A lot of her points really hit home for me. I have been privileged to inhabit several work environments that have very open to feedback and willing to hear divergent opinions and ideas. We enjoyed healthy disagreement, that helped us make positive changes at work.
As I have progressed through my career, I've been rewarded with increasing responsibility and with it a broader influence, and the opportunity to experience different environments with differing degrees of psychological safety.
In the unhealthy environments, I have observed pockets of subversive behaviour, dishonesty, fear and a general malaise in the team atmosphere. Much of this is predicated on those who turn small mistakes into catastrophe by spreading exaggerated and false statements about potential risks, blaming and shaming or creating cliques. There are also those who lead with subversion, blindside colleagues with alternative agendas, and lob unsubstantiated arguments and accusations into our midst all with the intention of creating confusion and chaos.
Sounds "Trumpian" doesn't it?
Intellectually it's quite interesting and fascinating to see this. However experiencing this is really quite disappointing and disheartening. This kind of behaviour definitely, slows productivity and growth.
Here is a clip to Edmundson talking about the fearless organisation:
Edmondson, who has spent her life studying psychological safety in the workplace points to many factors at play that create unsafe environments to work in:
- Leadership that only welcomes good news
- Falling for an "illusion of success" / setting impossible goals or standards
- Failing to speak up - dangerous silence
- Excessive confidence in authority
- Dismissing Warnings
- Going Along to Get Along
- Promoted and Protected
Challenges to moving toward a truly fearless organisation include our natural tendency to avoid "losing face". Lets "face" it no one likes to be humiliated, and many people are afraid to be wrong. But what is wrong with taking a risk and putting ideas out there? NOTHING.
Some of the examples and recommendations that made sense to me is:
- Candid feedback is not a "gotcha" . I definitely work in a "gotcha" environment right now.
- Criticism needs to be constructive - not destructive
- Asking questions when you disagree --> this is really a helpful segue into conversation. It will generally work with reasonable thinking people. Some people who contribute to psychologically unsafe workplaces are unaware of their negative impacts.

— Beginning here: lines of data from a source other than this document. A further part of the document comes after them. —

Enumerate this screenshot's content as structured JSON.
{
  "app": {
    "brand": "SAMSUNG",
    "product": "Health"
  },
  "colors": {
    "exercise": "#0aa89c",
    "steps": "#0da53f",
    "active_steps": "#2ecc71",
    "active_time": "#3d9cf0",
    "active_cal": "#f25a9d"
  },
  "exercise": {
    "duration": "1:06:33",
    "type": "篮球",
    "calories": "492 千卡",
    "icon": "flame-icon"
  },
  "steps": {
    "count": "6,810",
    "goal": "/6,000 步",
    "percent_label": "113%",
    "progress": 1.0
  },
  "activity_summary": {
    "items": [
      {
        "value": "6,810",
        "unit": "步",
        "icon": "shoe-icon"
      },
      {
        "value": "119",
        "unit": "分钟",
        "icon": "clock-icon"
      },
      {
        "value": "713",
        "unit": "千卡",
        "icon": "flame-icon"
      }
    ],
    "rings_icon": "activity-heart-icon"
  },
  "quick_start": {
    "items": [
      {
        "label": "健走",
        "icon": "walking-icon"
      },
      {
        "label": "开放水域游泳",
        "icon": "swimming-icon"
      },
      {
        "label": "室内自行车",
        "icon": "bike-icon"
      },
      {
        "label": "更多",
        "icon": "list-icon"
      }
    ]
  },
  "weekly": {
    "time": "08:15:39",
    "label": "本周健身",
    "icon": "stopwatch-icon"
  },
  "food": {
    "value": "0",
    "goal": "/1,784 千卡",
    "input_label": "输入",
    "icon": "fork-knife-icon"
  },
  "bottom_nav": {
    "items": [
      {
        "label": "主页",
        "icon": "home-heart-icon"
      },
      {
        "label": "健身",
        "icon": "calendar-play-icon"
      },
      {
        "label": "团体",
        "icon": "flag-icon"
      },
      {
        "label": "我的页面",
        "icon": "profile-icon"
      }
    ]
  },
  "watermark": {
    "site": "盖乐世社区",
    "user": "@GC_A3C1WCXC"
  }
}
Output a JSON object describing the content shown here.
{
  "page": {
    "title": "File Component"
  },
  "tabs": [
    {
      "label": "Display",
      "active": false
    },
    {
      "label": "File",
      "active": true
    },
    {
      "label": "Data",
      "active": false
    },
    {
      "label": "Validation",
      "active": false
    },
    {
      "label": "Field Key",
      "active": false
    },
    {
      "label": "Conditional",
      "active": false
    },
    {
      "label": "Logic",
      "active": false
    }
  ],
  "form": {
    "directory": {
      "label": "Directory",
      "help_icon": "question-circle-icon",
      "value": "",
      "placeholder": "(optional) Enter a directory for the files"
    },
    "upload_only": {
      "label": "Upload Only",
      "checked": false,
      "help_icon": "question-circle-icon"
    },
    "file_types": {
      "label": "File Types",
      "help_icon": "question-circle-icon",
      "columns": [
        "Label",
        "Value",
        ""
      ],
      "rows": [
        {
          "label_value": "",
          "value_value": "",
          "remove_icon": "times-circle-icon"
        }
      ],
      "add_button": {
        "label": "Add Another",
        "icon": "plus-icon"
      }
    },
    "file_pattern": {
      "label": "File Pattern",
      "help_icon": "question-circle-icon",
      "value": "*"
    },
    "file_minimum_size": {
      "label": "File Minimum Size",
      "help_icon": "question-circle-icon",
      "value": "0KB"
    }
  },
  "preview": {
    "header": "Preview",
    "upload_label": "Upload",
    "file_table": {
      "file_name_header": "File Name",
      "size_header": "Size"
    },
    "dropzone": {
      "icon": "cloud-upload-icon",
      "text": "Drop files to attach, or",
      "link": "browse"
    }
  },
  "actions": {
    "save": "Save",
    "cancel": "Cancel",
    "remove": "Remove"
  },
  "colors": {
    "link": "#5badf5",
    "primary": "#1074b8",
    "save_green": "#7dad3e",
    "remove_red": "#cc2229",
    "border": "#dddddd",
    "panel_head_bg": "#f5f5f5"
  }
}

- good questions generate curiosity
- stimulate reflection and reflective conversation
- highlight assumptions and biases
- invite problem solving and collaboration
I am going to try and pay attention to these principles, continue what I do well, and work on those I am not strong at. I'd highly recommend reading this book - it's relevant to everyone and applicable to a wide array of work environments; I think you could even employ some of this outside of work.